El Perú atraviesa una situación sin precedentes. Los organismos electorales apuntan a proclamar una presidenta respaldada por las instituciones del Estado, las Fuerzas Armadas y la Policía Nacional. Sin embargo, una parte significativa del país cuestiona la legitimidad del resultado. Roberto Sánchez se niega a reconocer su derrota, sostiene que obtuvo la mayoría de los votos dentro del territorio nacional y ha anunciado acciones judiciales tanto en el Perú como en instancias internacionales.
La controversia no se limita al discurso de un candidato derrotado. Diversos acontecimientos ocurridos durante el proceso electoral han alimentado las dudas sobre la transparencia del escrutinio y han deteriorado la confianza en las instituciones encargadas de administrarlo.
Entre ellos destaca la propuesta de la doctora Delia Espinoza, presidenta del Colegio de Abogados de Lima y exfiscal de la Nación, de anular varias mesas de votación en el exterior. A ello se suma la renuncia presentada el 23 de junio por el secretario general de la Oficina Nacional de Procesos Electorales (ONPE), Elar Juan Bolaños Llanos, quien denunció en su carta la manipulación de equipos informáticos y graves vulneraciones al Sistema de Gestión Documentaria. Lejos de aceptarla, la ONPE decidió abrirle un proceso disciplinario.
Pocos días después, la doctora Amparo Ortega Campana renunció de manera irrevocable al proceso de selección para designar al próximo jefe de la ONPE.

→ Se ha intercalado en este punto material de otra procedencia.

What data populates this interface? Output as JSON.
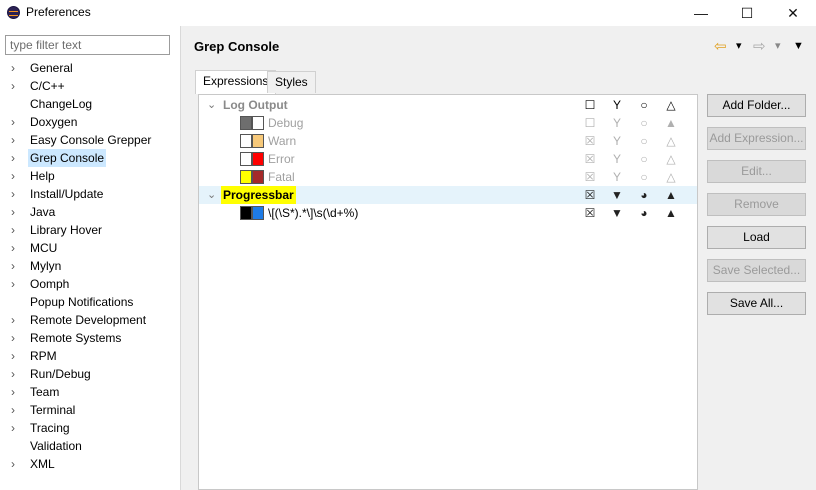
{
  "window": {
    "title": "Preferences",
    "minimize": "—",
    "maximize": "☐",
    "close": "✕"
  },
  "filter": {
    "placeholder": "type filter text"
  },
  "tree": [
    {
      "label": "General",
      "expandable": true
    },
    {
      "label": "C/C++",
      "expandable": true
    },
    {
      "label": "ChangeLog",
      "expandable": false
    },
    {
      "label": "Doxygen",
      "expandable": true
    },
    {
      "label": "Easy Console Grepper",
      "expandable": true
    },
    {
      "label": "Grep Console",
      "expandable": true,
      "selected": true
    },
    {
      "label": "Help",
      "expandable": true
    },
    {
      "label": "Install/Update",
      "expandable": true
    },
    {
      "label": "Java",
      "expandable": true
    },
    {
      "label": "Library Hover",
      "expandable": true
    },
    {
      "label": "MCU",
      "expandable": true
    },
    {
      "label": "Mylyn",
      "expandable": true
    },
    {
      "label": "Oomph",
      "expandable": true
    },
    {
      "label": "Popup Notifications",
      "expandable": false
    },
    {
      "label": "Remote Development",
      "expandable": true
    },
    {
      "label": "Remote Systems",
      "expandable": true
    },
    {
      "label": "RPM",
      "expandable": true
    },
    {
      "label": "Run/Debug",
      "expandable": true
    },
    {
      "label": "Team",
      "expandable": true
    },
    {
      "label": "Terminal",
      "expandable": true
    },
    {
      "label": "Tracing",
      "expandable": true
    },
    {
      "label": "Validation",
      "expandable": false
    },
    {
      "label": "XML",
      "expandable": true
    }
  ],
  "page": {
    "title": "Grep Console",
    "back_icon": "⇦",
    "forward_icon": "⇨",
    "dropdown_icon": "▾",
    "menu_icon": "▼"
  },
  "tabs": [
    "Expressions",
    "Styles"
  ],
  "expressions": {
    "groups": [
      {
        "name": "Log Output",
        "enabled": false,
        "icons": [
          "☐",
          "Y",
          "○",
          "△"
        ],
        "items": [
          {
            "name": "Debug",
            "colors": [
              "#6e6e6e",
              "#ffffff"
            ],
            "icons": [
              "☐",
              "Y",
              "○",
              "▲"
            ]
          },
          {
            "name": "Warn",
            "colors": [
              "#ffffff",
              "#f7c97a"
            ],
            "icons": [
              "☒",
              "Y",
              "○",
              "△"
            ]
          },
          {
            "name": "Error",
            "colors": [
              "#ffffff",
              "#ff0000"
            ],
            "icons": [
              "☒",
              "Y",
              "○",
              "△"
            ]
          },
          {
            "name": "Fatal",
            "colors": [
              "#ffff00",
              "#a52a2a"
            ],
            "icons": [
              "☒",
              "Y",
              "○",
              "△"
            ]
          }
        ]
      },
      {
        "name": "Progressbar",
        "enabled": true,
        "icons": [
          "☒",
          "▼",
          "◕",
          "▲"
        ],
        "items": [
          {
            "name": "\\[(\\S*).*\\]\\s(\\d+%)",
            "colors": [
              "#000000",
              "#1e7be6"
            ],
            "icons": [
              "☒",
              "▼",
              "◕",
              "▲"
            ]
          }
        ]
      }
    ]
  },
  "buttons": {
    "add_folder": "Add Folder...",
    "add_expression": "Add Expression...",
    "edit": "Edit...",
    "remove": "Remove",
    "load": "Load",
    "save_selected": "Save Selected...",
    "save_all": "Save All..."
  }
}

Mientras tanto, Sánchez presentó denuncias penales contra la ONPE, el Jurado Nacional de Elecciones y el presidente de la República, Juan María Balcázar. Aunque la posibilidad de que impulse un gobierno paralelo parece carecer hoy de respaldo institucional suficiente, su partido ya habla de una «resistencia democrática». Por su parte, Rafael López Aliaga, tercero en la primera vuelta, también denunció fraude y se negó a jurar como senador, aunque permitió que los congresistas de su agrupación asumieran sus escaños.
Si en 2021 Keiko planteaba recontar voto por voto, ahora, cuando los resultados le favorecen, ella se opone a esa misma medida, lo que aumenta la incertidumbre y el escepticismo.
Todos estos hechos han configurado un escenario de creciente desconfianza. Más allá de quién tenga razón, el problema central ya no es únicamente quién ganó la elección, sino si una parte importante de la ciudadanía está dispuesta a aceptar el resultado como legítimo.
La estrechez del resultado explica por qué cada voto ha adquirido una importancia extraordinaria. Contabilizando la totalidad de los sufragios, Keiko Fujimori supera a Roberto Sánchez por apenas dos décimas porcentuales. Sin embargo, si se consideran únicamente los votos emitidos dentro del territorio peruano, el resultado se invierte: Sánchez obtiene el 46,8 %, frente al 46,6 % de Fujimori. La diferencia radica exclusivamente en el voto emitido en el extranjero.
De los 308.169 sufragios registrados fuera del país, Fujimori obtuvo cerca del 59,5 %, mientras que Sánchez alcanzó el 34,5 %. Ese respaldo de la diáspora terminó inclinando el resultado final.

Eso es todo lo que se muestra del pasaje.